По пути миновали еще два сюрприза в виде лески и гранаты, а затем коридор закончился запертой стальной дверью со следами множественных ударов. Похоже, что били руками, но уж больно вмятины глубокие. Даже Валуев так не ударит. Значит ломились какие-нибудь обезьяны…
Я напряг память. За этой дверью — просторная комната с костями, в которой по соседству с нами жил Урод, за ней должна быть Светкина кухня. То есть, главный и единственный вход в Сарай теперь здесь. Я, ощущая непривычный мандраж, негромко постучал. Тишина, однако кто-то там есть точно. И этот кто-то — человек.
Постучал погромче. Десять молчаливых секунд, а затем изнутри по двери долбанули чем-то тяжелым и раздался громкий и такой родной мат Бабушки.
— Ты че, бажбан, совсем не волокешь, бля?! Опять прикандыбал?! А ну, пошел на хуй, пидор! Корягу твою оторву ща и ею же тебя разломаю во все дыры, маслобой гребаный!

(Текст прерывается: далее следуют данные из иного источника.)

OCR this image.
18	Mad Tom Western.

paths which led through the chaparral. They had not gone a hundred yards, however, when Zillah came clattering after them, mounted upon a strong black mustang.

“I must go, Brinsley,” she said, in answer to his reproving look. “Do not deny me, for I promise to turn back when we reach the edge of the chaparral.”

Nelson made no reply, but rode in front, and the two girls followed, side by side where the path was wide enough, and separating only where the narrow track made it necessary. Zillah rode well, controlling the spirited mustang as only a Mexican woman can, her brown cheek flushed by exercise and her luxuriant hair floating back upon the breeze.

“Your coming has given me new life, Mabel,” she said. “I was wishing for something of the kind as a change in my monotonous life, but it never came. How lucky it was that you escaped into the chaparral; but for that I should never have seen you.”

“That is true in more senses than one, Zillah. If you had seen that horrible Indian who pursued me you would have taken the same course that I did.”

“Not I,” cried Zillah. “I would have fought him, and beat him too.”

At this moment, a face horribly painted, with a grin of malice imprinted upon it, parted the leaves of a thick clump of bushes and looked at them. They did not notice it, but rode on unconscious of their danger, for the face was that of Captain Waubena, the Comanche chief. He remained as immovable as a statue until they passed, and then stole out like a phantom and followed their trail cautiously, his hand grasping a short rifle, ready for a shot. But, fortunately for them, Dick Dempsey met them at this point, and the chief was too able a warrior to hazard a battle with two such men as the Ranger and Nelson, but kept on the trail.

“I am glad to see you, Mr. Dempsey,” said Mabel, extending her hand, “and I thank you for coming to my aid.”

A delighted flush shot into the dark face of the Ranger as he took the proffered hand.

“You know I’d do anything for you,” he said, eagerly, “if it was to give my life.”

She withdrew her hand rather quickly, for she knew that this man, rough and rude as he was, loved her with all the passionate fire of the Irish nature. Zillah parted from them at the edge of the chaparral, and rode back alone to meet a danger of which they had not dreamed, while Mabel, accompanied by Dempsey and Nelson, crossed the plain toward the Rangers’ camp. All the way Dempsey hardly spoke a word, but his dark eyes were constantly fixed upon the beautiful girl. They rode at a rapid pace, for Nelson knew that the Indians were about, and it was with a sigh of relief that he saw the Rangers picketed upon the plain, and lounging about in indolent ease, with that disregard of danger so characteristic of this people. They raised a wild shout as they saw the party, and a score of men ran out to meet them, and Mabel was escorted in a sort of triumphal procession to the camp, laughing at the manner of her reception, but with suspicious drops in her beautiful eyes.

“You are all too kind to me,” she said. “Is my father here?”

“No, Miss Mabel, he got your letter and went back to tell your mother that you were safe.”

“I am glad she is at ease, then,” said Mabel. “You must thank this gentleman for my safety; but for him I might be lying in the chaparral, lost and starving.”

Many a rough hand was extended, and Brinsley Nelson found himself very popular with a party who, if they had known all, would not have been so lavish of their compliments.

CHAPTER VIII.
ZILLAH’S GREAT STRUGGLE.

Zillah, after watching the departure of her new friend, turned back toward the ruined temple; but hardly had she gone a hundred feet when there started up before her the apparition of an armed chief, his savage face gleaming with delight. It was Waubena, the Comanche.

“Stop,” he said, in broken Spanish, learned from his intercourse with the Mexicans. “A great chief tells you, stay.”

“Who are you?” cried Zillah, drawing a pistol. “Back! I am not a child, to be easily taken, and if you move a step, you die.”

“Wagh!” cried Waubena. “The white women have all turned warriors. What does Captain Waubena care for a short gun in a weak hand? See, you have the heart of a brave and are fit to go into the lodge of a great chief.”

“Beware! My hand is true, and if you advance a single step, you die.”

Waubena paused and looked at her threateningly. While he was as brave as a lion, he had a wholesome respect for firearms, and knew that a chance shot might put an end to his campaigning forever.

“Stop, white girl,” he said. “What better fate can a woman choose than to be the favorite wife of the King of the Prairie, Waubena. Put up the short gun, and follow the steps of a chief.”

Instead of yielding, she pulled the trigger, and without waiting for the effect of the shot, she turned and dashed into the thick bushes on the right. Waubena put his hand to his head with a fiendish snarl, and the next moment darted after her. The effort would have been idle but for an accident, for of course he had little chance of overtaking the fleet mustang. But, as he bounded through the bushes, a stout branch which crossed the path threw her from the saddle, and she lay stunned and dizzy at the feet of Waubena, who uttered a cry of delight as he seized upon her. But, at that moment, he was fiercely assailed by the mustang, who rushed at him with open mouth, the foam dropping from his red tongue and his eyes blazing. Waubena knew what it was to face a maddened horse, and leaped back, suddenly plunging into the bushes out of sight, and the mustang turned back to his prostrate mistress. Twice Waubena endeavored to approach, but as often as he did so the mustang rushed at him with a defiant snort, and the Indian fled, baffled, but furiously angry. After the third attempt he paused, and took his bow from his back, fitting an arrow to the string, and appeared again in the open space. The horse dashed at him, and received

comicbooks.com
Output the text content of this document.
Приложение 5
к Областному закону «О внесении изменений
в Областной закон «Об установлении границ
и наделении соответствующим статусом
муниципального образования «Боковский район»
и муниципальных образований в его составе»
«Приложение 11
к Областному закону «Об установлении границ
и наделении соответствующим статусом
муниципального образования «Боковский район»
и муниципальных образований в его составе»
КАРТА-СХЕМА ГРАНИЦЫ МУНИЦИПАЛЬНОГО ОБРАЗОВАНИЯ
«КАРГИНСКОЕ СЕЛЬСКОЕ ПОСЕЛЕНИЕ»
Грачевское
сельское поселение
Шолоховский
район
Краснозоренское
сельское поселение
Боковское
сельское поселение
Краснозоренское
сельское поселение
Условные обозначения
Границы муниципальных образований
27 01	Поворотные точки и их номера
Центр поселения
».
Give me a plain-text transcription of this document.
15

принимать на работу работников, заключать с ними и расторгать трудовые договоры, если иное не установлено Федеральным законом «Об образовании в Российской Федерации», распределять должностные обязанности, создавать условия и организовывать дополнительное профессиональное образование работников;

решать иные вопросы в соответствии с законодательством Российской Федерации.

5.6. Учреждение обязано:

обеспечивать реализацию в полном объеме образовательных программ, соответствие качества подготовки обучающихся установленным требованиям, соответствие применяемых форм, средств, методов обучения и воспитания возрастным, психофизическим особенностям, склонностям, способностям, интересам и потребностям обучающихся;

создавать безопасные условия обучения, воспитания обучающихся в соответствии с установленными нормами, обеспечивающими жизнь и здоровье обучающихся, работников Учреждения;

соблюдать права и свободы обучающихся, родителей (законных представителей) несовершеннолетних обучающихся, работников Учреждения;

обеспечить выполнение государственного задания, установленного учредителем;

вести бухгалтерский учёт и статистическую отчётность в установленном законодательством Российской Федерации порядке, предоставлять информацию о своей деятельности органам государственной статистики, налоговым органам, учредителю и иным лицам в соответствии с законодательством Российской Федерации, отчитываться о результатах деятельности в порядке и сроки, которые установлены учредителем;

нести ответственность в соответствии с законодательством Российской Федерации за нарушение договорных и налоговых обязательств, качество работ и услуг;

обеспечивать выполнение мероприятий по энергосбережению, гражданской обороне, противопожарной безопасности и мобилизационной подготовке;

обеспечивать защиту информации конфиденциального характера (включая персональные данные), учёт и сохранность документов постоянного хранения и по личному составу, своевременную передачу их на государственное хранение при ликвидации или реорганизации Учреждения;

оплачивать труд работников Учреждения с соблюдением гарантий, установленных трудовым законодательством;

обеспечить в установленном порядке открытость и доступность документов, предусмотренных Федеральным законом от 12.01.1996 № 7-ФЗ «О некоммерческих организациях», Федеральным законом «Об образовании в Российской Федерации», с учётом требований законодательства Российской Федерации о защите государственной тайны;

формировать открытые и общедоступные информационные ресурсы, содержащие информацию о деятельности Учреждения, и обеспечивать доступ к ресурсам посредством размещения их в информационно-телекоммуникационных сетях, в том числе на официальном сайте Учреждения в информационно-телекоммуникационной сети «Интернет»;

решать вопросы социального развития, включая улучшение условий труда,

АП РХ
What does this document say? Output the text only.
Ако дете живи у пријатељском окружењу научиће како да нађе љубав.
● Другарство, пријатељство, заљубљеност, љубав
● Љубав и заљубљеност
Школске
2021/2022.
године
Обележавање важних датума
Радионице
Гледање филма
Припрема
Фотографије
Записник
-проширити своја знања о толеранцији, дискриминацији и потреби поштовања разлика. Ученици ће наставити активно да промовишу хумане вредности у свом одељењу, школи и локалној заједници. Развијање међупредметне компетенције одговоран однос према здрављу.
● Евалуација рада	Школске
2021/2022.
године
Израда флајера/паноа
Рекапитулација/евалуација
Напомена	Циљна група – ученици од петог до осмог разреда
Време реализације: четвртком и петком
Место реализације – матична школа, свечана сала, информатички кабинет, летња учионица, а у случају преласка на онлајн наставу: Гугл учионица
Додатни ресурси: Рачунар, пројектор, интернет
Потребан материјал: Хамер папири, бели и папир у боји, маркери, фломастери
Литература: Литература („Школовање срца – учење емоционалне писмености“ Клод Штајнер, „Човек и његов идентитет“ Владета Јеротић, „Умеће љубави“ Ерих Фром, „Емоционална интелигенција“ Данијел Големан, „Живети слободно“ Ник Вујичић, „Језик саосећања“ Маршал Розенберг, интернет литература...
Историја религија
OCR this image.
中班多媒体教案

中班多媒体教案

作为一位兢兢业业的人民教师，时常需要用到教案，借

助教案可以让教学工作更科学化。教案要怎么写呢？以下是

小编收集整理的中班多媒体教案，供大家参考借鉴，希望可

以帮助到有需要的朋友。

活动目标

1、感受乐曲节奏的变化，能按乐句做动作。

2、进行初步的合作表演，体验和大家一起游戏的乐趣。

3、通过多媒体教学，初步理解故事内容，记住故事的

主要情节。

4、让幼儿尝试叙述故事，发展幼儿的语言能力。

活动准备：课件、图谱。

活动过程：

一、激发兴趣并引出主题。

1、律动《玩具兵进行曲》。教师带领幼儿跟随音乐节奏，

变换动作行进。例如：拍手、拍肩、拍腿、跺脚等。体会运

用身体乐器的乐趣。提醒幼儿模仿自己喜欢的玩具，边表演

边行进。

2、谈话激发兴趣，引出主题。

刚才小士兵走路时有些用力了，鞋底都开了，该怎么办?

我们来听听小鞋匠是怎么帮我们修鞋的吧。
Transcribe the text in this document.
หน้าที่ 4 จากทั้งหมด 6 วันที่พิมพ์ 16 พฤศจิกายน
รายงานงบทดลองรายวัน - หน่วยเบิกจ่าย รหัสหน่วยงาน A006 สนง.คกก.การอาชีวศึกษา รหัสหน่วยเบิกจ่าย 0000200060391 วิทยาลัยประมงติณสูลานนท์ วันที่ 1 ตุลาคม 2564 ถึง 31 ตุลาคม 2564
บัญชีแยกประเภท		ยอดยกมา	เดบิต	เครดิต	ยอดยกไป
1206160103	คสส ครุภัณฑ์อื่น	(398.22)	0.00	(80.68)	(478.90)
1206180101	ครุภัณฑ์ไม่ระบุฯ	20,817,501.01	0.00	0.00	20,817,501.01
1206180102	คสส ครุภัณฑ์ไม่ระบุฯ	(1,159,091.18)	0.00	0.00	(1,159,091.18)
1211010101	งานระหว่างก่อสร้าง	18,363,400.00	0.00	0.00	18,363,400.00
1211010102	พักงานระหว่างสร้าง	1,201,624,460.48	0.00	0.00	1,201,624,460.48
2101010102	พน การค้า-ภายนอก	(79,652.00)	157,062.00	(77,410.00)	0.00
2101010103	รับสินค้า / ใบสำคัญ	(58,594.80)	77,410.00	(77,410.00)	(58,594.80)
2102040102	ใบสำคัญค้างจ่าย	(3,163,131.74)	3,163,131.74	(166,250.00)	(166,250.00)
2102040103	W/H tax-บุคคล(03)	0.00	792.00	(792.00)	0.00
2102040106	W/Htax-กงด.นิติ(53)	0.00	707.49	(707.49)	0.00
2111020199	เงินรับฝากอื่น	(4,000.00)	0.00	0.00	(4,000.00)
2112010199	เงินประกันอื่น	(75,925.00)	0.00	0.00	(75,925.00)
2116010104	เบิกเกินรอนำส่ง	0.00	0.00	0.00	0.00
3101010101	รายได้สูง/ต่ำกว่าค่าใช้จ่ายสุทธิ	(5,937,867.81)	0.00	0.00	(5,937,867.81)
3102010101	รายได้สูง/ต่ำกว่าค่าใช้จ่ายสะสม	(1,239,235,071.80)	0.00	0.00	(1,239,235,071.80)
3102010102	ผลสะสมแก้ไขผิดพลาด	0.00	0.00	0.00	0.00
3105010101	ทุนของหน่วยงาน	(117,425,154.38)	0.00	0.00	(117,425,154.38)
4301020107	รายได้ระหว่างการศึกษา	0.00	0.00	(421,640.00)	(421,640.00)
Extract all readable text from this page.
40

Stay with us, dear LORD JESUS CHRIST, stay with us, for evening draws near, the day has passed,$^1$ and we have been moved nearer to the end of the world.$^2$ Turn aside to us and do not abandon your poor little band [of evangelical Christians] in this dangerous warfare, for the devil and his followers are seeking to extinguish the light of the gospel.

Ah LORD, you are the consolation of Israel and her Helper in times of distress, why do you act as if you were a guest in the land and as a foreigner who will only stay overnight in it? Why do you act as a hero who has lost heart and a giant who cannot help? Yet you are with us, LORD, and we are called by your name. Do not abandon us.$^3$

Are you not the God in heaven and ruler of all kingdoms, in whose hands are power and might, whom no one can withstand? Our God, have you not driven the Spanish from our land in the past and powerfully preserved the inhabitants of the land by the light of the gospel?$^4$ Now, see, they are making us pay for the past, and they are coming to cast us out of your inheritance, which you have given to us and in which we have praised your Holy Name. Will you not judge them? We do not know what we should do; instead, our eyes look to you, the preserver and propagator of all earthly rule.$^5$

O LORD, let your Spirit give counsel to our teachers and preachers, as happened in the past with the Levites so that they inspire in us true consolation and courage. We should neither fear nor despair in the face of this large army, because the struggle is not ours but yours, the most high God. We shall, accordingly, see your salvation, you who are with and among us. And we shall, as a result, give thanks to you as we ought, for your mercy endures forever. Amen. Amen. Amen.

Настя картинно заткнула уши руками, а я счастливо улыбался, слушая нескончаемый поток непонятных в своем большинстве слов. Через минуту дед устал, начал задыхаться и затих. Слышно было только недовольное злое ворчание.
— Бабушка! — громко позвал я. — Ты чего разорался-то? Это я, Егор!
Снова взрыв брани, общая суть которой сводилась к тому, какой я плохой человек, насколько нетрадиционна и позорна моя сексуальная ориентация и, что он мне ни капли не верит.
— Ну ты голос не узнаешь, что ли? Совсем одурел, старый? Позови кого-нибудь, кто там еще?
Наступило напряженное молчание, потом негромкий голос:
— Егорка! Че, в натуре ты чтоль?
— Дверь открой, да посмотри!
Скрипнул засов, дверь немного отворилась, оставив узкую щель, в которой показался любопытный прищуренный глаз. Затем дверь снова захлопнулась, послышался тяжелый лязг металла, и снова щель, правда на этот раз немного шире, протиснуться можно.
— Давай, давай заходи, не стой! — быстро и тревожно проговорил Бабушка, заглядывая за мое плечо, увидел Настю, подслеповато прищурился. — Леший, ты что ли?
— Нет. Это со мной. — сказал я, помогая ей пролезть.
Дверь тут же была захлопнута, здоровенный металлический брусок задвинут в паз, а крупная цепь закреплена на раме.
А потом меня заключили в крепкие объятия, да с такой силой, что я еле смог вздохнуть, и заорали прямо в ухо.
— Егорка! Егорка, сука! Живой! Живой, засранец!
Он подпрыгивал, трепал меня по волосам, хлопал по спине, морщинистые, покрытые седой щетиной щеки, вдруг прорезали мокрые дорожки слез.
— Живой… — уже почти шепотом сказал Бабушка. — Живой.
Я с теплотой и жалостью всматривался в знакомое лицо. Тощий, осунувшийся, словно лет на десять постаревший…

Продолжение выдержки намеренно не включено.